Flores revestían la larga cabellera dorada de Gretel, adornaban estampadas su vestido y perfumaban sus labios de intenso color violeta, casi siempre húmedos y sellados; flores viejas y marchitas que poco a poco serían reemplazadas porque el tiempo las arrugó y decoloró. Ella disfrutaba su jardín sobre todo en primavera, la época colorida representaba el advenimiento de buenas noticias, visitas especiales; las había esperado con tanto anhelo que el barniz carmesí de sus uñas se desgastó, carcomido por la ansiedad, impaciente de ser restaurado para adornar las cansadas manos de jardinera, acongojadas de tanta espera.

Cuando llegaba la temporada todas las flores llamaban a su puerta con la intención de demostrar su belleza, rosas con peinados extravagantes, girasoles galantes, orquídeas rítmicas, todas dispuestas a coquetearle, atraerla, enamorarla, seducirla… y a Gretel le gustaban todas pero solo podía quedarse con una, nada más una entraría a su jardín.

Para escoger, con sus manos expertas en el desamor, arropaba cada una como si estuvieran desprotegidas, deslizaba contorneando sus figuras, algunas exponían cuerpos en “s”, otras se asemejaban a las guitarras, pero se derretía por las robustas: capas y capas de pieles en las cuales perderse con roces leves e insinuantes.
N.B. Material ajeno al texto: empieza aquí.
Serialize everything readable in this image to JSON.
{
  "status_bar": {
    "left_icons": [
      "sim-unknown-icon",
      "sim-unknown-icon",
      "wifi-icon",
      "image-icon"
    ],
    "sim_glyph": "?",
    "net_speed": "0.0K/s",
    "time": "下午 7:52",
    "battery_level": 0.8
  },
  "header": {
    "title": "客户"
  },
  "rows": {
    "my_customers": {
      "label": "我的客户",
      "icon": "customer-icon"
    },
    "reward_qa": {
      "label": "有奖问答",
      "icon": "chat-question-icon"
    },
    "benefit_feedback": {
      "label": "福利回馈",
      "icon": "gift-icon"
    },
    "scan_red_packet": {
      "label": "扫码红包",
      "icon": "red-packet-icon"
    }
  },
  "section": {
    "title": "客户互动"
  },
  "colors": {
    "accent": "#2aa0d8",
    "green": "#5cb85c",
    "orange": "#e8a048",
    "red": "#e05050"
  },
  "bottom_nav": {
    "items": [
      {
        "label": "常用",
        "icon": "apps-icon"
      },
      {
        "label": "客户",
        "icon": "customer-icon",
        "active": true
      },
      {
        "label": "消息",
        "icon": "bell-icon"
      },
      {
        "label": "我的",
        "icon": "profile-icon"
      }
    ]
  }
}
Las flores que llegaban hasta ahí sabían a lo que se exponían, la tinta violeta en sus pétalos las marcaba para siempre como rechazadas del jardín de Gretel, destinadas a ser sembradas en la esquina hasta que el vicio del sol las marchitara. Mientras tanto, la elegida era bienvenida por las demás flores del jardín, era la consentida de la jardinera por esos días, hacía todos sus deseos realidad.

— Ma petite fleur – Le llamaba cantando mientras destrenzaba sus pétalos y limaba las espinas. Gretel se aprendía de memoria el tallo de la flor, cada grieta, cada curva, cada hoja y diferentes aromas. Los dedos, desgastados y manchados, moldeaban una nueva figura, invadían cada espacio, penetraban el centro floral y cambiaban desde adentro la filosofía de vida de aquel ser, los dedos centrifugaban el interior de la planta como revolviendo cada pensamiento libre a un ritmo constante, con movimientos bruscos pero a veces pausados, de entrada y salida para confundir hasta que el nectario se derramaba, explotando en miles de sensaciones que la hace entregarse. La flor termina prisionera pero esboza con totalidad predominante una sonrisa satisfecha que conservará eternamente.